Our whispered debate had drawn scowls from members of the congregation, and I asked Oméga, “Isn’t it rude to speak during the sermon?”

He made a dismissive gesture and said, “The style here is so histrionic. It annoys me. And the way they pray—flapping about like injured birds—they look as if they’re trying to wave God down as he drives past on the highway.”

The preacher had left the platform, and people were praying in hushed voices now, standing or sitting, or touching each other, clutching hands and rocking. The mass seemed to be ending in a sort of quiet time.

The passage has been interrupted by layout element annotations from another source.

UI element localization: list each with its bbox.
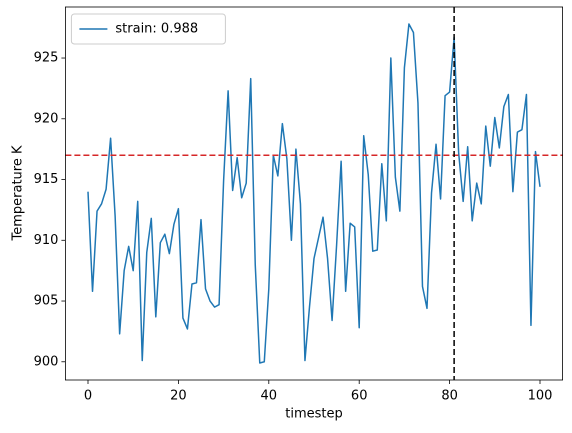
x-axis-label: timestep xyxy=(285,407,343,422)
legend-label: strain: 0.988 xyxy=(115,22,198,37)
y-tick-label: 910 xyxy=(34,233,59,248)
plot-frame xyxy=(65,6,564,381)
x-tick-label: 20 xyxy=(170,389,187,404)
y-tick-label: 915 xyxy=(34,172,59,187)
x-tick-label: 100 xyxy=(528,389,553,404)
x-tick-label: 60 xyxy=(351,389,368,404)
y-tick-label: 900 xyxy=(34,354,59,369)
x-tick-label: 0 xyxy=(84,389,92,404)
x-tick-label: 80 xyxy=(441,389,458,404)
y-axis-label: Temperature K xyxy=(11,145,26,241)
y-tick-label: 905 xyxy=(34,294,59,309)
y-tick-label: 925 xyxy=(34,51,59,66)
y-tick-label: 920 xyxy=(34,111,59,126)
x-tick-label: 40 xyxy=(261,389,278,404)
data-line xyxy=(87,23,541,364)
legend-box xyxy=(70,13,226,45)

“You should tell the prophet that you are the girl’s uncle,” Oméga said. “That will keep things simple. You have come to bring her home to America and you would like to pay him to cast out her demons before you go. He can’t refuse that. And if you really want to play the part, have him lay hands on you too. I doubt you’ll regret it.”

Congregants were lining up to meet with their prophète—a term that I was beginning to think wasn’t so rare. He’d withdrawn behind a crimson tapestry guarded by a thin young woman in a silvery sparkling dress and matching head wrap. Each time she pulled back the heavy cloth to let in the faithful, I glimpsed a hallway of exposed concrete.